With Design and Academic leaders during the ‘Disrupted’ Virtual Symposium series

Any discussion about the relevance of design today goes back to the basics – Needs vs. Desires. 

For a very long time greed has been moving designers to create desires, increase sales and add to profit margins. This wasn’t always bad…it brought jobs to many people, but it also served only a select fewer who could afford to pay for that extra differentiation and luxury. 

Classic design teachers have always insisted on design being an activity of problem solving. This has been a fundamental difference between designers in developed countries and those in developing countries (also named ’emerging markets’ – another way to see development from a consumerism point of view). Thanks to COVID 19, we are back to square one. Design needs to go back to serving the needs of people rather than their desires. While desire factories will not stop producing, people will take time to get back to being indulgent again. 

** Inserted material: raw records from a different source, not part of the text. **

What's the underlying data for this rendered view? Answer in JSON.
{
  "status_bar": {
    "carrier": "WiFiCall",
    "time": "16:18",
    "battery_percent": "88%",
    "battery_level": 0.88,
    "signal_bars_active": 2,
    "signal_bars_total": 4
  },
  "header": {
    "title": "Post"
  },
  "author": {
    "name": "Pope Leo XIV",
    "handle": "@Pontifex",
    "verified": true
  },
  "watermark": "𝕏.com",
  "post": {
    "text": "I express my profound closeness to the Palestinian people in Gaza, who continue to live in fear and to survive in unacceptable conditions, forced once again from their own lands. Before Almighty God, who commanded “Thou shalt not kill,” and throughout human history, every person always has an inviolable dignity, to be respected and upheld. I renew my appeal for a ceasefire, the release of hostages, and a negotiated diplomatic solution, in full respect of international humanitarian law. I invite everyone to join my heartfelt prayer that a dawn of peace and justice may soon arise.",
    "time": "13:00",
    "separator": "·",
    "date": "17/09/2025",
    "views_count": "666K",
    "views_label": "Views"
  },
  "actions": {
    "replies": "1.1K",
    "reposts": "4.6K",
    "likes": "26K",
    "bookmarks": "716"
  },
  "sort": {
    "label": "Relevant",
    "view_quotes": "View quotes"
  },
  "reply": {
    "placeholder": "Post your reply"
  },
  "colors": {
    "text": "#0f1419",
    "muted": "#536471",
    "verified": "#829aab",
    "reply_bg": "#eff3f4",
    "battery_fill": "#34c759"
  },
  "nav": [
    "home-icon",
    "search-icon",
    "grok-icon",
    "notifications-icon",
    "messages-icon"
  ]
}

Needs are basic and must be met for our survival. Desire is something that brings us subjective value. Needs are necessary for survival; desire is not. Needs are mandatory to live; desires have been considered as sources of sorrow for human beings. Needs and survival define our priorities for now and that is where our role as designers comes to play. If we are working in the need sector of design, we will be relevant and we do not have anything to worry about. 

It is time to repurpose your skills and tools; redirect them to work for purposes that solve survival issues and you will stay relevant. Design and solutions towards essential objects, products and services have a great demand and will remain relevant. Design in technology, media, and logistics is a new survival need. Designers in many borderline fields of needs and desires will require to become more creative and showcase their relevance. 

For some time, till economies around the world gain their senses, and people start trusting other people and offerings, brands will have to stand up to their names; experimentation and forays into new fields may not be accepted readily. Brands will be trusted more than ever, but they will also be expected to come clean on that trust. Their promises will need to be tangible and not just superficial. Industries such as hospitality, FMCG, aviation, and e-commerce will have to focus on delivering promises, maybe strip off their frivolousness and become more need-fulfilling. In fact, for some time, stoking of desires might be seen as negative, and products and services will have to tone down their pitch. Marketing has to become sensitive to the noise and sentiments around. 

Our world stands disrupted, but as designers we become more relevant now.